Recovery is the process of repairing the physical, emotional and spiritual harm caused by slipping into dependence on alcohol and drugs. Guilt, shame, unconscious rationalizations, and losses of spiritual values lingered on long after abstinence began and it is only through relearning (or learning) life skills that recovery has grown as an acceptable alternative to use. Recovery has evolved as a result of trying to live life with empathetic support, role modeling, and openness to new ideas. My family dynamics, my relationships and my involvement in the community and world at large have profoundly changed for the better, making me truly grateful to have found recovery.
Community Involvement
I currently coordinate the Vermont Recovery Center Network (VRN). After 20 years of working for Vermont’s State Addiction Agency, I took a job supporting the development of the nine Recovery Centers I had helped to create during the part of my career which was devoted to doing program development, creating prevention, intervention, treatment and recovery programs that helped to address substance abuse.

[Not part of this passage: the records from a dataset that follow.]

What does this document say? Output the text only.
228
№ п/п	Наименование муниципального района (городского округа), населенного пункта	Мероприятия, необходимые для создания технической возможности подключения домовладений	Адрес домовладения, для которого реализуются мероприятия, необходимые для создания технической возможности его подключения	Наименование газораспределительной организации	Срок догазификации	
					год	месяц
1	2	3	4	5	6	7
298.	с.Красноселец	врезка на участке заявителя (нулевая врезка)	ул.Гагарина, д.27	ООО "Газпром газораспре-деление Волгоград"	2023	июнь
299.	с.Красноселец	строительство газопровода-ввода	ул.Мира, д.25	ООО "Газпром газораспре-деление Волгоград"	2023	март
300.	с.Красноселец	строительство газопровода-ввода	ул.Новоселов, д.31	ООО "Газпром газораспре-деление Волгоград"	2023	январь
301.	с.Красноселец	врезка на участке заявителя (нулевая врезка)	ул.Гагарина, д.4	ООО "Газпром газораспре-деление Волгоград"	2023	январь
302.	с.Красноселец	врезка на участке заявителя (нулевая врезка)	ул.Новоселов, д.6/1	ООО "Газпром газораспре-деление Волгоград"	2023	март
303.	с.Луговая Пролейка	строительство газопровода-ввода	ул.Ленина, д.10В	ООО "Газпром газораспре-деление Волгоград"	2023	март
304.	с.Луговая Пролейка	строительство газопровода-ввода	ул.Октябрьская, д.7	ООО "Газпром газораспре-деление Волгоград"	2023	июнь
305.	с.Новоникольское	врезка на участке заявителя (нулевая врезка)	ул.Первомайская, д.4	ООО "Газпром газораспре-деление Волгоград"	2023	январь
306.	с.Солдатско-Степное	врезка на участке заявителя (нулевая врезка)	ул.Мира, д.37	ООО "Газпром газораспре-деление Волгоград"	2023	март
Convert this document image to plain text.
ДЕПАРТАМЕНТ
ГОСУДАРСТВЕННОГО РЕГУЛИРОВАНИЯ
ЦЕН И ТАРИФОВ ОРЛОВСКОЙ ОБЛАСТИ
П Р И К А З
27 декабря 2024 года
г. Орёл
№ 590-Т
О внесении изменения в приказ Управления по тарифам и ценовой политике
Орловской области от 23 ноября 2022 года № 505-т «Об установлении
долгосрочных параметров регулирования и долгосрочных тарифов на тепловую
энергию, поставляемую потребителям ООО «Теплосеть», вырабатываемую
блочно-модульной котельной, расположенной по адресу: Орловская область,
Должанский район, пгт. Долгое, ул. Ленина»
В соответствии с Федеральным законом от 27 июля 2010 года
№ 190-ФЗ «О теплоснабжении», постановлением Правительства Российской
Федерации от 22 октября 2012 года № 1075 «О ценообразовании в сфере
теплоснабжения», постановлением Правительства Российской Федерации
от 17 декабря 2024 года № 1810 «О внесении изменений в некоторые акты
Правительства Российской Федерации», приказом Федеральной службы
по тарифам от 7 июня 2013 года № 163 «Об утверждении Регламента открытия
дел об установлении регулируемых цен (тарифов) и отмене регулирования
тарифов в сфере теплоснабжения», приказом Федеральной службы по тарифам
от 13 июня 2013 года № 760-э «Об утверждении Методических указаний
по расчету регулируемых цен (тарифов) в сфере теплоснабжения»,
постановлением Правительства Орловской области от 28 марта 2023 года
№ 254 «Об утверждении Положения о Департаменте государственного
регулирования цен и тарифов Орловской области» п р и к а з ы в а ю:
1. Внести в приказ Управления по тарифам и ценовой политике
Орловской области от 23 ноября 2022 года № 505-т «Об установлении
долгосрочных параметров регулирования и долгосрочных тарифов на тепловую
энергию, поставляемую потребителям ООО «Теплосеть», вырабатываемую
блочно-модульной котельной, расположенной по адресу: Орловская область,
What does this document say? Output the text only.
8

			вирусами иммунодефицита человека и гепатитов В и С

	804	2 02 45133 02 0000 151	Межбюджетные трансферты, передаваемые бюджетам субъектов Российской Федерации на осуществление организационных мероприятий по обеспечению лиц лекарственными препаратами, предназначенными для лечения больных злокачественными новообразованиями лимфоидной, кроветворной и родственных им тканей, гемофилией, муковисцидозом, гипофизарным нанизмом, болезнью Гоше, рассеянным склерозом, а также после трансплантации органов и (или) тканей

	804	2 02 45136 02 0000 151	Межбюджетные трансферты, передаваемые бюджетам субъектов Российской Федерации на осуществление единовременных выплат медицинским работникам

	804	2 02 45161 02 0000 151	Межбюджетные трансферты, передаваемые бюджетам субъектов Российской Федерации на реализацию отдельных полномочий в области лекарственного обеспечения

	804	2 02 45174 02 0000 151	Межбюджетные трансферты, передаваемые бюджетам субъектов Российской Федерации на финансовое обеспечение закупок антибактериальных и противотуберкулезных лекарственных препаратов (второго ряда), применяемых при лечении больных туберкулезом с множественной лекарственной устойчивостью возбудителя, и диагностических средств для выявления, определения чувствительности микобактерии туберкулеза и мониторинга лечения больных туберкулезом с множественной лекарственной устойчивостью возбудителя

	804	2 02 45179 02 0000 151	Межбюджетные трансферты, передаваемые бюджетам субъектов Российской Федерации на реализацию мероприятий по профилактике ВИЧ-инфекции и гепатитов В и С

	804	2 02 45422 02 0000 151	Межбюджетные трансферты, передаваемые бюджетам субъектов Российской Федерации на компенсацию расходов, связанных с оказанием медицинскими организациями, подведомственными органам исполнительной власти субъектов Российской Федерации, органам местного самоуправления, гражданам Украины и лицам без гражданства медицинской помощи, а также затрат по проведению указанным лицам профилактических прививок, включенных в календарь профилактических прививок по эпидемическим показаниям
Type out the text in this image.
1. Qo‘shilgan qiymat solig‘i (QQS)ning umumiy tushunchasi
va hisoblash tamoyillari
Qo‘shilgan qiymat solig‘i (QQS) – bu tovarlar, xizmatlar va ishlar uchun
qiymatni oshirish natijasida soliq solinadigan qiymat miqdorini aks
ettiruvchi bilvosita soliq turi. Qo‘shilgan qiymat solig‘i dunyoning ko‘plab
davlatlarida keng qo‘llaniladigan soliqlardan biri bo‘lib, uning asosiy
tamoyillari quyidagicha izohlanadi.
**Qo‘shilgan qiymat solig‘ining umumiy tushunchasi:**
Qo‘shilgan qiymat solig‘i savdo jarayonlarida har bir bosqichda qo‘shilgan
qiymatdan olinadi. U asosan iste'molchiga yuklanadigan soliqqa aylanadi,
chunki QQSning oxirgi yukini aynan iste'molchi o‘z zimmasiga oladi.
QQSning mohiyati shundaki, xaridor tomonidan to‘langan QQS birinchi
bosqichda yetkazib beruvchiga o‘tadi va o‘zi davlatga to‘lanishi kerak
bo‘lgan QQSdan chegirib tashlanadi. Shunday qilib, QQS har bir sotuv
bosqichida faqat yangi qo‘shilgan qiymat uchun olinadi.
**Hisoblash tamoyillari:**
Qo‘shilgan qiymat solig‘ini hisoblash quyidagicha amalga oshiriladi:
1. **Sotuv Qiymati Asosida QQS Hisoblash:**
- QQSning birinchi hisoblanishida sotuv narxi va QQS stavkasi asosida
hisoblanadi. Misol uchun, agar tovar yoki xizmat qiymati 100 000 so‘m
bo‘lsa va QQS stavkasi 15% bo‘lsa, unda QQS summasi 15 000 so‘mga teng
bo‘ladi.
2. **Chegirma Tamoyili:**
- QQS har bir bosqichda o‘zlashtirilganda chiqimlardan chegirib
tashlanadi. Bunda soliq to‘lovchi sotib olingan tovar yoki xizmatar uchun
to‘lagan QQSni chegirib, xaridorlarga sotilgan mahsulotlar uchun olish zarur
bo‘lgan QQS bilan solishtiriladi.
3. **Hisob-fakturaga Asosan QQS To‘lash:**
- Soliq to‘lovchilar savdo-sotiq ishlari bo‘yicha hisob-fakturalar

When Vermont’s policy makers became aware that treating addictions with an acute care treatment model alone wasn’t enough, they supported the development of our recovery centers. We are working to build and strengthen these community based nonprofit organizations which are providing safe, substance-free environments, recovery supports, social and educational opportunities, and fellowship opportunities for anyone actively interested in recovery. We have been developing easily delivered recovery supports, which are appropriate for people on all paths to recovery. Refining our training approaches for recovery center staff and volunteers has significantly improved their skills and abilities in working with visitors. Sometimes this involves supporting people on paths toward 12 step recovery approaches and at other times we encourage visitors and support them to define and follow other recovery paths, with which they are more comfortable. These welcoming, engaging and supportive services help visitors find, maintain and when necessary, reinitiate recovery.
Acknowledging that addictive disease is chronic, progressive and fatal, just like asthma, diabetes, coronary disease and other mental illness is the first step. We are working to establish a Recovery Systems of Care, working to assure appropriate support for people suffering from addictive disease – throughout their lifetimes. I’m a founder of and still active in the advocacy organization, Friends of Recovery – Vermont. As a regular participant at the Governor’s Alcohol and Drug Advisory Council, I have contact with others who work in all branches of government and in providing addictions services. As the Treasurer of the Vermont Drug and Alcohol Coalition, I am an active participant in public awareness efforts. This year we encouraged the legislature to consider the implications of youth access to alcohol and discussed the potential impact of reducing the drinking age. I take pride in my past role of helping to form many of Vermont’s original prevention coalitions. The synergistic effect from collaborations between prevention coalitions and the recovery centers has been growing.
Although I am known in many different communities throughout Vermont as a strong advocate for substance abuse services, addiction recovery, and recovery supports, the changes we have been working to bring about will only become a reality when others involved in prevention, intervention, treatment, recovery, and community at large realize that their voices need to be heard. We need a large chorus, not a collection of soloists.